![[ARTIGO] OpenLAN e OpenWifi ganham força no mercado de redes corporativas](https://www.padtec.com.br/wp-content/uploads/2025/12/foto-carlos-01-scaled.png)
Por Carlos Eduardo Monteiro dos Santos
A adoção de plataformas abertas é uma tendência cada vez mais forte no mercado corporativo, uma vez que atende alguns requisitos importantes desse segmento. Entre eles, destacam-se a maior flexibilidade e maior capacidade de personalização das redes empresariais, a interoperabilidade entre dispositivos de fabricantes diferentes e a redução da dependência de licenças proprietárias.
Com esse foco, iniciativas OpenLAN e OpenWifi emergem de movimentos de código aberto para redes locais (LAN) e redes sem fio (WiFi), alinhados a padrões abertos de gestão e interoperabilidade entre hardware e software heterogêneos. No caso do OpenWifi, um projeto de código aberto lançado em 2021 pelo Telecom Infra Project (TIP) hoje conta com a participação de mais de cem provedores de serviços, fabricantes de software e de hardware. O projeto é voltado à gestão, operação e orquestração de redes WiFi com foco em controladores, gestão de access points (APs), clientes, autenticação e métricas de desempenho, sem vinculação a um único ecossistema proprietário.
A consolidação de soluções abertas para WLAN e LAN pode levar a ecossistemas mais integrados, com ferramentas de observabilidade, automação de rede e normas de segurança, reforçando a resiliência de redes corporativas. E a evolução de hardware compatível com plataformas abertas pode ampliar sua adoção em empresas de portes diferentes – de pequenas e médias empresas a grandes corporações -, com melhoria de custo-benefício e governança.
Atualmente, várias plataformas open-source e projetos comunitários oferecem suporte para gerenciamento de redes LAN e WiFi, com comunidades ativas, documentação técnica e casos de uso em empresas de médio e grande porte. Além disso, muitas soluções open-source suportam hardware de mercado – incluindo switches, roteadores e APs de diferentes fabricantes – com possibilidade de firmware customizado, ou da substituição do padrão de fábrica por firmware de código aberto. Os principais desafios, no cenário atual, consistem em variações de suporte técnico entre fornecedores, na necessidade de equipes capacitadas para instalação e manutenção e em questões relacionadas à certificação e conformidade em ambientes regulamentados.
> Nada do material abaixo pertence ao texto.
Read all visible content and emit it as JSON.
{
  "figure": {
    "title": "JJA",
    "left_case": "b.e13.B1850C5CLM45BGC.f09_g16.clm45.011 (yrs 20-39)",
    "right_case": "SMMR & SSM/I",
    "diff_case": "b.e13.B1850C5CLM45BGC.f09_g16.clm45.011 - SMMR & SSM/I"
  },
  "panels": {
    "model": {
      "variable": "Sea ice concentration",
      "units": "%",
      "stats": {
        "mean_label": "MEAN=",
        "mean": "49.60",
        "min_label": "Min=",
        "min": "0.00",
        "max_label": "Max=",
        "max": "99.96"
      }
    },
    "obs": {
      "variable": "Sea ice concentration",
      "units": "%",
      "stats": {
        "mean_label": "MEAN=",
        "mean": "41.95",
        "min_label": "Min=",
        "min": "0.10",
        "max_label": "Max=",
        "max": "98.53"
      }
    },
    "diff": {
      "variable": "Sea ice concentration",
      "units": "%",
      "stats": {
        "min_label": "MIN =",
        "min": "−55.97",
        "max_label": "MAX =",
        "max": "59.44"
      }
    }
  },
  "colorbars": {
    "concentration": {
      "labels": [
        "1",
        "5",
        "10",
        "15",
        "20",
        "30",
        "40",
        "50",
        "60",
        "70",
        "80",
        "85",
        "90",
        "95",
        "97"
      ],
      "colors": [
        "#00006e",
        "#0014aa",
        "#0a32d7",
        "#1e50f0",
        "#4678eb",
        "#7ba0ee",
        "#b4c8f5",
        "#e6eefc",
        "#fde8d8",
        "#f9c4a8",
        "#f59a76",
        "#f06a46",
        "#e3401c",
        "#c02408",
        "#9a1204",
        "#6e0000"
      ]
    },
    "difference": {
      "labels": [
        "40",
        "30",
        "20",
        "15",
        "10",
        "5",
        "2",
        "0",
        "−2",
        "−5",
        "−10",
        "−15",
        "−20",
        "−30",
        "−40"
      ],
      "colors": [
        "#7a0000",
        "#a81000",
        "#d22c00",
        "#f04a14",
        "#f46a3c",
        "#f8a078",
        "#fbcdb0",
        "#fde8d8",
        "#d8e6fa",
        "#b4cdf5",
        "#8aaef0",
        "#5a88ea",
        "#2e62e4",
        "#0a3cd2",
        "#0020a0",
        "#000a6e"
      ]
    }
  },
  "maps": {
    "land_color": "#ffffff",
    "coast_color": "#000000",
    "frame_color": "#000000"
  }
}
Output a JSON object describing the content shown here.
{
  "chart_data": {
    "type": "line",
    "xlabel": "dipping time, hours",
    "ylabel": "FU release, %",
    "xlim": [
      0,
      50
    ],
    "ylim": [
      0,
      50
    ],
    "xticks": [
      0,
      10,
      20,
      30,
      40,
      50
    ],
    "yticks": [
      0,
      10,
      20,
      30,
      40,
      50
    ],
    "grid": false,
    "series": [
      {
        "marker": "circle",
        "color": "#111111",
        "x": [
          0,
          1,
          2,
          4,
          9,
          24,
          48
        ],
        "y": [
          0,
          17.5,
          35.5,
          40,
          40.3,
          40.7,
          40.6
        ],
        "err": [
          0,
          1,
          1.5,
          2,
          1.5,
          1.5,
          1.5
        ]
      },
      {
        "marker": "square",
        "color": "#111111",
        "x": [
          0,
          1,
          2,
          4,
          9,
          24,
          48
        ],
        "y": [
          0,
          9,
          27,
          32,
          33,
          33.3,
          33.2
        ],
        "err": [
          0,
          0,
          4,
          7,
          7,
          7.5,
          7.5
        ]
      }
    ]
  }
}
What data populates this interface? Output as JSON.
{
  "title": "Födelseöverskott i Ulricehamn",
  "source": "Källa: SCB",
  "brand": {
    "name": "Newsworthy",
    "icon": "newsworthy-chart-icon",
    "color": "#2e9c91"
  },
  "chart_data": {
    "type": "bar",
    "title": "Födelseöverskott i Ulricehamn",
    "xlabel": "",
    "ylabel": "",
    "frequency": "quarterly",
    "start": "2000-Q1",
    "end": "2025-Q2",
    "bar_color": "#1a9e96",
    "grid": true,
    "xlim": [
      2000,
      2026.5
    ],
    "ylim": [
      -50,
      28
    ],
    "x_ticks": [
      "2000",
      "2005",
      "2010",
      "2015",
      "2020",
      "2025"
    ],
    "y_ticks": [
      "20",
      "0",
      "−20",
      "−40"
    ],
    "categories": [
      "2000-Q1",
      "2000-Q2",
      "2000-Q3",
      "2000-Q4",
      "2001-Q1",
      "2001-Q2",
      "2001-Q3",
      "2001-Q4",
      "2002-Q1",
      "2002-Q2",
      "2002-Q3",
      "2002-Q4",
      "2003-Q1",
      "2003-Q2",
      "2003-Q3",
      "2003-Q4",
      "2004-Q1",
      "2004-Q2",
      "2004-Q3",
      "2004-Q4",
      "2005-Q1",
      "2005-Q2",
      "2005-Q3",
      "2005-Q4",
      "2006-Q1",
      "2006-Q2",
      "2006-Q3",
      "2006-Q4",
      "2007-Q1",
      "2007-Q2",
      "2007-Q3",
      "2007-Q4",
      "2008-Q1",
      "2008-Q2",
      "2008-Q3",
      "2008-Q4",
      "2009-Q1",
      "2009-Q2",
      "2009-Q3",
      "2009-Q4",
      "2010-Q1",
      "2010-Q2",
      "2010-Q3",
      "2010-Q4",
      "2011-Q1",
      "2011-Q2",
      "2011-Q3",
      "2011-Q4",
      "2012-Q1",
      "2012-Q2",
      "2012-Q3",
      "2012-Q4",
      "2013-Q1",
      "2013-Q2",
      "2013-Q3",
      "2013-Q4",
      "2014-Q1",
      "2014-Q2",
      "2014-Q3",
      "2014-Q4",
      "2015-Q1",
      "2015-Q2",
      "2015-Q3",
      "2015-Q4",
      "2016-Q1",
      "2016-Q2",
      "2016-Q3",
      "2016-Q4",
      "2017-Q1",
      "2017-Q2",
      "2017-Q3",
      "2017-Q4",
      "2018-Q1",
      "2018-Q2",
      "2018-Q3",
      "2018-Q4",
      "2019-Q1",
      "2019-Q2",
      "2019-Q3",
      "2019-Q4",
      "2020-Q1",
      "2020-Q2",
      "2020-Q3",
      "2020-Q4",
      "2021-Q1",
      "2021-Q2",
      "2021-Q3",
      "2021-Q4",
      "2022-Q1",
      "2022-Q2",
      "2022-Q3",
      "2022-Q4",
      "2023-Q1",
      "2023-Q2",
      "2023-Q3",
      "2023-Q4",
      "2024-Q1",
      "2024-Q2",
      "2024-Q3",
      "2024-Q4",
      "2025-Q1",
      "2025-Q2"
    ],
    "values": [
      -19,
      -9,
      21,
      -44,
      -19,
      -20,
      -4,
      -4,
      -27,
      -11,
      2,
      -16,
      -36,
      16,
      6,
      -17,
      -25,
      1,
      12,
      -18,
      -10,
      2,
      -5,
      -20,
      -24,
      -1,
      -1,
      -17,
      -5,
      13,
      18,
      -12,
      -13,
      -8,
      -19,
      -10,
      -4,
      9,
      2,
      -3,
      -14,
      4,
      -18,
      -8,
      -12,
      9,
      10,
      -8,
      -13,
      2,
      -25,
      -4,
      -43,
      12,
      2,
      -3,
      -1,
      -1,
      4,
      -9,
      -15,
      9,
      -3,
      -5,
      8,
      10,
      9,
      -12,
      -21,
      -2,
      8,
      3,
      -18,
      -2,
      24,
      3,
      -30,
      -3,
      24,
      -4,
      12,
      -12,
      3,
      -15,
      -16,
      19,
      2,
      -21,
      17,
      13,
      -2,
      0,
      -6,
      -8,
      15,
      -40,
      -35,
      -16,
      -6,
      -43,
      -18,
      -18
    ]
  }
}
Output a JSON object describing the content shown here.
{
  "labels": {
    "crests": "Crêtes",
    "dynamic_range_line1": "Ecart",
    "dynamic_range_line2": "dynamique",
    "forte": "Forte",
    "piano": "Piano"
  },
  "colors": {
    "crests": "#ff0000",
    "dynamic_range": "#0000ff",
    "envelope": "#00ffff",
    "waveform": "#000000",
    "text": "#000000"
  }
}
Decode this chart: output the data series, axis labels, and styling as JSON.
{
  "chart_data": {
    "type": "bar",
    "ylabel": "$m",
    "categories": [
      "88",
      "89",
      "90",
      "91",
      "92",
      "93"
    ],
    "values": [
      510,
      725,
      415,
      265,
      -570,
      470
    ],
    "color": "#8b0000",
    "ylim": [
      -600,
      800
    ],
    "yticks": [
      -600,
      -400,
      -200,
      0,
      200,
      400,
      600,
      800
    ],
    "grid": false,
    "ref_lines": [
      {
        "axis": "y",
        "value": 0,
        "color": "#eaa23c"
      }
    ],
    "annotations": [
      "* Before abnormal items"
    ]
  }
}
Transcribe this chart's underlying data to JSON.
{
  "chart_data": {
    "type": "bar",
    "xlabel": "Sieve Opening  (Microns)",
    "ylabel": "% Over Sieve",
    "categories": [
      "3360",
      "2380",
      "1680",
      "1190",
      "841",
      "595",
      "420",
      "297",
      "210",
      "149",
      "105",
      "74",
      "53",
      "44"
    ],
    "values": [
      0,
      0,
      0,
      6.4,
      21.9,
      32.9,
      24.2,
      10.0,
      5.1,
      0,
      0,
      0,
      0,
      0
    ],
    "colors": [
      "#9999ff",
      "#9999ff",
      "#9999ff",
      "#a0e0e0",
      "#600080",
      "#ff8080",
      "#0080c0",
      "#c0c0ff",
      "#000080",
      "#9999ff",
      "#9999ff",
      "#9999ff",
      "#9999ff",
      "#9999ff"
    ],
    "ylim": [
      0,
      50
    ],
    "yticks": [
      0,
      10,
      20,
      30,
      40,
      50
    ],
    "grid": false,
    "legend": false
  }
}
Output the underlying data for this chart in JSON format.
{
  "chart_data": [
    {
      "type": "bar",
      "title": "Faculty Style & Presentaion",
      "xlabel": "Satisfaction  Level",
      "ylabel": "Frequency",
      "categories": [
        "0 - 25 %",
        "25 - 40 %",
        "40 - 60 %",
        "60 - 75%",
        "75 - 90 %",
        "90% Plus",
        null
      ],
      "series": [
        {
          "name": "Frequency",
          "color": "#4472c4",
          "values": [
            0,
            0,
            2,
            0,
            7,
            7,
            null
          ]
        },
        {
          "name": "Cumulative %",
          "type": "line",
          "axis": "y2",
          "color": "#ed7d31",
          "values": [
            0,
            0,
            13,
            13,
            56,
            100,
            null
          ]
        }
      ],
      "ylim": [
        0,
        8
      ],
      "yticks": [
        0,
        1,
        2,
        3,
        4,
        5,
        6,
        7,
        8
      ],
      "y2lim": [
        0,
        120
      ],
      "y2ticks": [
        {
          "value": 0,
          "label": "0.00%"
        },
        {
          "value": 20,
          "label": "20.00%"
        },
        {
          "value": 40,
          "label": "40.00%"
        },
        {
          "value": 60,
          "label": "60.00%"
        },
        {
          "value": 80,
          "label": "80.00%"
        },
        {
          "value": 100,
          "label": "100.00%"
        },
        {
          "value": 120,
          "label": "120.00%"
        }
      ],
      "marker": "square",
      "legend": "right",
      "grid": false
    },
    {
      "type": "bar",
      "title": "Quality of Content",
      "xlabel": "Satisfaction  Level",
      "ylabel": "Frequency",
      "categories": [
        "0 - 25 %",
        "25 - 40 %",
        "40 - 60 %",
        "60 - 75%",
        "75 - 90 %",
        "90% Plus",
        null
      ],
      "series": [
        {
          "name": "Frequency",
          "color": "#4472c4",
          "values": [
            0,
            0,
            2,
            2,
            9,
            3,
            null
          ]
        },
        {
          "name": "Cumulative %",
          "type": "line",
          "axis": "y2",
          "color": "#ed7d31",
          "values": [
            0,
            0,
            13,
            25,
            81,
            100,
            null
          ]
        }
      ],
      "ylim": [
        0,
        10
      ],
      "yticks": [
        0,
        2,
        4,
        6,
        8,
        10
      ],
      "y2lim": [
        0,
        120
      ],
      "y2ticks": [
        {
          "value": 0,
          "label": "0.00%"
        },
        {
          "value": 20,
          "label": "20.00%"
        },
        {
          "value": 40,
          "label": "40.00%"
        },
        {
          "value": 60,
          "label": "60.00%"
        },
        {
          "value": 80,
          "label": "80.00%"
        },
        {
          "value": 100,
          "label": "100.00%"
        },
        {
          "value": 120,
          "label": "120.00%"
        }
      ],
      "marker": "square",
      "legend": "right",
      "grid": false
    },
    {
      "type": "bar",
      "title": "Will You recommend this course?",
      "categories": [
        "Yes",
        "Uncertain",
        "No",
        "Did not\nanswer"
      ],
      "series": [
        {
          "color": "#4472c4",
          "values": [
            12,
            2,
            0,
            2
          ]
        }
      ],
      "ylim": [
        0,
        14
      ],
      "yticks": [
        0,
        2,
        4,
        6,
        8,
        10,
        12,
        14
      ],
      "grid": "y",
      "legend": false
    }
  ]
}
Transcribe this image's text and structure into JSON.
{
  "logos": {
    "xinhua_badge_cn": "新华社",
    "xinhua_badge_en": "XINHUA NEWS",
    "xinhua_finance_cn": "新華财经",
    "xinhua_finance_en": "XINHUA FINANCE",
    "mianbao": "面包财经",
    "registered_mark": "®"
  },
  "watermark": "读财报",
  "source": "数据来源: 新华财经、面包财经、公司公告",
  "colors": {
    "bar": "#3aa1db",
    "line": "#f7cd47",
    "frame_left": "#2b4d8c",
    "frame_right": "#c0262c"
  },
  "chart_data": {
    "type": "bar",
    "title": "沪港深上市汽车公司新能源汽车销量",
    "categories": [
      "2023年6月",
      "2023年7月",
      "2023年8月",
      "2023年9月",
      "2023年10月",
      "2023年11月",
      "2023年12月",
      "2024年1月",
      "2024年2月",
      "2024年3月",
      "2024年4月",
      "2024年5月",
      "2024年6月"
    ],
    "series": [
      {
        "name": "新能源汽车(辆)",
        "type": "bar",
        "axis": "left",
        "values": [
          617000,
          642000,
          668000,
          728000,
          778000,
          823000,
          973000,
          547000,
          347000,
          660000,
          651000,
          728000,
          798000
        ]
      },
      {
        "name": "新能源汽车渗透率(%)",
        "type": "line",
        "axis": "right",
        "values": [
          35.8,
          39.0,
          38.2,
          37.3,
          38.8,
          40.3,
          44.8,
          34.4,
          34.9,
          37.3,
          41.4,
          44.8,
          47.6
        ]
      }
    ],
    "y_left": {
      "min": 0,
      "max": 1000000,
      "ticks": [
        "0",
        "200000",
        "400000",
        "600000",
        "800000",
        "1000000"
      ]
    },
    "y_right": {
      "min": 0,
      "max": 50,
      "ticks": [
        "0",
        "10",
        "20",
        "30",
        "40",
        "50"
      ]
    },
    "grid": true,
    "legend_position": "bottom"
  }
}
Nesse contexto, a flexibilidade é um forte atrativo para a adoção de arquiteturas de código aberto em ambientes enterprise, não só por permitir o uso de equipamentos de fornecedores distintos na rede e a combinação de firmware e software open-source, mas também porque facilita adaptações rápidas a necessidades específicas da empresa. Um exemplo prático: uma empresa que, após adquirir outra, mantém um parque de access points de dois fabricantes diferentes, ao adotar OpenWifi e OpenLAN, pode gerenciar de forma unificada políticas de segurança, autenticação, qualidade do serviço (QoS), atualizações de firmware e monitoramento, de modo a reduzir a complexidade operacional e facilitar a manutenção.
Outras vantagens dos padrões abertos, como OpenWiFi e OpenLAN, que merecem destaque:
- Custo total de propriedade (TCO) reduzido: menor dependência de licenças proprietárias, maior liberdade para auditoria de código, atualização e personalização;
- Interoperabilidade: padronização de interfaces de gestão e monitoramento que permitem integração com ferramentas existentes de SIEM (Security Information and Event Management), CMDB (Configuration Management Database), ITSM (IT Service Management) e automação;
- Escalabilidade e modularidade: capacidade de adicionar recursos, módulos de análise de desempenho, segurança e qualidade de serviço sem depender de upgrades completos de fornecedores;
- Conformidade e segurança: possibilidade de auditorias de código, implementação de políticas de segurança adaptadas a necessidades da organização.
Em resumo, OpenLAN e OpenWifi representam uma abordagem de rede que favorece a flexibilidade, interoperabilidade, custo e governança. No entanto, seu uso em ambientes enterprise exige uma cuidadosa avaliação de compatibilidade de hardware, de disponibilidade de suporte e de integração com ferramentas de gestão existentes. Além disso, a escolha entre soluções abertas ou proprietárias deve levar em consideração fatores como requisitos de segurança, conformidade, conjunto de habilidades internas e, ainda, o ecossistema de suporte.
*Carlos Monteiro é Especialista de Produto na Padtec.